Solidarity: A Vital Support System for Female Prisoners in Nazi Camps

 


The Ghetto Fighters’ House presented a Zoom event about the solidarity of female prisoners in Nazi concentration camps. If you missed the program, you can watch the recording.

Solidarity: A Vital Support System for Female Prisoners in Nazi Camps, part of the Ghetto Fighters’ House ongoing series, “Bridge Over Troubled Water”: Solidarity and Civic Responsibility in Times of Crisis

Remember the Women Institute is pleased to be a partner for this important Zoom event, which took place on Sunday, February 18, 2024, at 2 PM EST | 8 PM CET | 9 PM IST.

 


 

PROGRAM

Opening Remarks:

Dr. Rochelle G. Saidel
Founder and Executive Director, Remember the Women Institute

 

 

Guest Speakers:

Dr. Mehak Burza
Solidarity among Female Prisoners: Women’s Experiences in Nazi Concentration Camps

Prof. Yoel Yaari
Bela Hazan: A Devoted Prisoner in the Jewish Women’s Infirmary in Birkenau

The program focused on instances of solidarity and compassion among female prisoners in Nazi camps during the Holocaust, raising questions about the connection between a shared sense of unity and the chances of survival.  Dr. Rochelle G. Saidel gave the opening remarks on the importance of researching and discussing the history of women and their unique experiences during the Holocaust. 

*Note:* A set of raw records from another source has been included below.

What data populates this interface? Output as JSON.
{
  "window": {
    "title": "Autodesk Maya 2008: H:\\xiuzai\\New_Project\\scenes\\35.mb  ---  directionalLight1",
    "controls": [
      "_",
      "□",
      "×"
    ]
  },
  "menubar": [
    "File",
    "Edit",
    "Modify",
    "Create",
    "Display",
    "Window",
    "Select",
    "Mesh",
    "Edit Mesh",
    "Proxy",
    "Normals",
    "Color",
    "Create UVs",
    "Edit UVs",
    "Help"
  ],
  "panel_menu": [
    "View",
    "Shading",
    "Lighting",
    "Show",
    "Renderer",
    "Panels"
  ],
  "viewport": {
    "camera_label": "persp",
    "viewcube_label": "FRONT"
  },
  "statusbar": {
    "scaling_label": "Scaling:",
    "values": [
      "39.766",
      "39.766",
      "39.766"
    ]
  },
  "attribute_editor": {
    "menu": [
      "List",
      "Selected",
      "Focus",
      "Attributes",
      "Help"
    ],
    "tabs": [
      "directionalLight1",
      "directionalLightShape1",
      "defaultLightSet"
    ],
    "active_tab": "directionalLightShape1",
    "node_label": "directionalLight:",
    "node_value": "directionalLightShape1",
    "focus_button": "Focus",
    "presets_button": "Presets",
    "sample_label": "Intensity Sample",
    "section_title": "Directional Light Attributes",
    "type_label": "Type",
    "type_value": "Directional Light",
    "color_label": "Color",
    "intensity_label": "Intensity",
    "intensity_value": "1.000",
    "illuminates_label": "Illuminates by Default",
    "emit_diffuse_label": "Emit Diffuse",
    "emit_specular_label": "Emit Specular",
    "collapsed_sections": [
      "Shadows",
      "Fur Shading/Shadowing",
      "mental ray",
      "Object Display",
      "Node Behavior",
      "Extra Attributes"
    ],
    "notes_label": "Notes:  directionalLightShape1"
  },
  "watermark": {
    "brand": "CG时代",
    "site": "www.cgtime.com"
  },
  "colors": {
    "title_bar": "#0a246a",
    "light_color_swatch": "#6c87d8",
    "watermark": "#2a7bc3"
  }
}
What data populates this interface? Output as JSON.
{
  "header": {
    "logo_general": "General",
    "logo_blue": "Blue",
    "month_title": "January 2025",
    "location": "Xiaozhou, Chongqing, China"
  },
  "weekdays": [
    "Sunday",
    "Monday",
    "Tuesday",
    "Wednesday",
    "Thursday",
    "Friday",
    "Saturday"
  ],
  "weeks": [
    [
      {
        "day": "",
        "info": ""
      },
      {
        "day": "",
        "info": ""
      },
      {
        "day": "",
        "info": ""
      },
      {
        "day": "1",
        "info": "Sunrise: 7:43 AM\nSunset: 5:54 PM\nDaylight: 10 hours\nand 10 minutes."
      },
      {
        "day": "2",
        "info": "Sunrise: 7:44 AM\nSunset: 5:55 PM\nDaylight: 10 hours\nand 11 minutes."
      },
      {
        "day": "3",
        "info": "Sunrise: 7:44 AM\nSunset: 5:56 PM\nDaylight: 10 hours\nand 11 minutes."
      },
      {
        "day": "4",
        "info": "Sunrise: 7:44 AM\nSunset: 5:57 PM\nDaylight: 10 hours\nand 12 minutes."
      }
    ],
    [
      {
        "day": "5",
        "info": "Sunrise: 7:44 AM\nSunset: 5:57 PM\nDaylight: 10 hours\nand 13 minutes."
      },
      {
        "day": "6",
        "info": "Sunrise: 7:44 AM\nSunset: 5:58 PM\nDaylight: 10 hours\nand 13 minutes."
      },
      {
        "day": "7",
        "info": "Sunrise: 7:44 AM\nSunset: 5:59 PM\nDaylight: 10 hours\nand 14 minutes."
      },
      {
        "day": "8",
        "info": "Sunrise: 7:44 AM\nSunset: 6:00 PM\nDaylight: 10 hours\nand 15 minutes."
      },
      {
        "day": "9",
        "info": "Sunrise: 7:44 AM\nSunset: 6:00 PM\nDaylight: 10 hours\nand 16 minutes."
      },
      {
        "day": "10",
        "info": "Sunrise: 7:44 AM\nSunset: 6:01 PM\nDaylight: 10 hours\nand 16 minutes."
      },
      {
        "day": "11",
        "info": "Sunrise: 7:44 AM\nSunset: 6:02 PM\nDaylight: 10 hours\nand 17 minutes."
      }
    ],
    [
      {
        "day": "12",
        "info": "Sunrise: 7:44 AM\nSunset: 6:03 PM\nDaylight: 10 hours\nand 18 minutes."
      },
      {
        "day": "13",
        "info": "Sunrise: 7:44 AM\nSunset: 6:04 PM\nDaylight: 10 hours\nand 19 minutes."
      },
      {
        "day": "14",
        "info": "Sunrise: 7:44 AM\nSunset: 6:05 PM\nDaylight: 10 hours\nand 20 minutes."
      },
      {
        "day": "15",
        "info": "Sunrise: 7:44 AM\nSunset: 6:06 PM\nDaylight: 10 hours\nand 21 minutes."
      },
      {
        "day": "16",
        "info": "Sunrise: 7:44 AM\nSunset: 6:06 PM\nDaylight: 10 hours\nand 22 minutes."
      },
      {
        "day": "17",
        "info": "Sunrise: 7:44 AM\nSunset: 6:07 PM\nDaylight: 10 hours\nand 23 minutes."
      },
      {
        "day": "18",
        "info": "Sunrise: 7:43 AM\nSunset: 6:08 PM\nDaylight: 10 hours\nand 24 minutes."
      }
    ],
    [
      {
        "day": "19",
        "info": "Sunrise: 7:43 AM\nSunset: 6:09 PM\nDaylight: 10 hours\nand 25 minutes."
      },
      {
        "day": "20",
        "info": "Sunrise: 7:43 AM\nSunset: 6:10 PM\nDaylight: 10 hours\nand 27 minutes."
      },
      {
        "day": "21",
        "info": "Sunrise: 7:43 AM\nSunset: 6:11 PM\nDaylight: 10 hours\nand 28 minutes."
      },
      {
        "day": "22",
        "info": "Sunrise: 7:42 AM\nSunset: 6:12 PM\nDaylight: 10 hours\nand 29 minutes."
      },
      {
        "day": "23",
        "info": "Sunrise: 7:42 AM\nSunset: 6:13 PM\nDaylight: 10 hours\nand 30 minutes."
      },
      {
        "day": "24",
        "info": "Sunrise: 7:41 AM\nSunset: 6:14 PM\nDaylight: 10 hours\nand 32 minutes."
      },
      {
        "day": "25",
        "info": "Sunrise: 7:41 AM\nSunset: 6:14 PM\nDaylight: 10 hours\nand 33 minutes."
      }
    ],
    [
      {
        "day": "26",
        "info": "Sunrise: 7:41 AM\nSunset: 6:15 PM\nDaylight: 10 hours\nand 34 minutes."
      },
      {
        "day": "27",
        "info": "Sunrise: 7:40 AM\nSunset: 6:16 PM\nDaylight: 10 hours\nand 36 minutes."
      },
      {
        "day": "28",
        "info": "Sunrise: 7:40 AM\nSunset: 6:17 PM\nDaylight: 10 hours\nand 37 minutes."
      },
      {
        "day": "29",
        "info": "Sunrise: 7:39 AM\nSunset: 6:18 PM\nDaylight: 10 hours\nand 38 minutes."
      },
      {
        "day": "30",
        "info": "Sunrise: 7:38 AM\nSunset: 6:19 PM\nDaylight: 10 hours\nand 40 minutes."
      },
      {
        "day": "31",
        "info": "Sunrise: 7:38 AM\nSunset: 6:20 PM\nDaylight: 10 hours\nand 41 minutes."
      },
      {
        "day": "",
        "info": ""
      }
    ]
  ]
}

Dr. Mehak Burza explored the manifestations of solidarity among female prisoners, as well as women employed in various vocations in the concentration camps. Being in double jeopardy as both Jews and women made their survival more arduous in the dehumanizing camp conditions. The women thus resorted to various strategies to keep up the struggle for survival in the camps, while seeking a sense of solidarity and sisterhood. Burza also traced the role of the “kashariyot”- young female couriers who played a crucial role in resisting the Nazi occupation in Europe.

Prof. Yoel Yaari presented the unique story of Bela Hazan, who was born in 1922 in Rozyszcze, Poland. With the outbreak of World War II, she escaped to Vilna, eventually joining the Dror (‘Freedom’) underground youth movement. Under a Polish false identity, she served as a courier, carrying information, bulletins, arms, guns, even infants, across ghetto walls in Vilna, Grodno, Bialystok, Warsaw and elsewhere. In June 1942, she was arrested and tortured by the Gestapo and imprisoned in the notorious Warsaw Pawiak prison as a member of the Polish resistance. Half a year later, still not twenty, she was deported to Auschwitz-Birkenau death camp. During most of her 26 months of internment, she worked as a nurse in the Birkenau women’s camp infirmary. Yaari explored Hazan’s remarkable demonstration of devotion and solidarity as she took care of the patients in the Jewish ward.

This program is in partnership with the Remember the Women Institute, the Rabin Chair Forum at George Washington University, and the Johannesburg Holocaust & Genocide Center.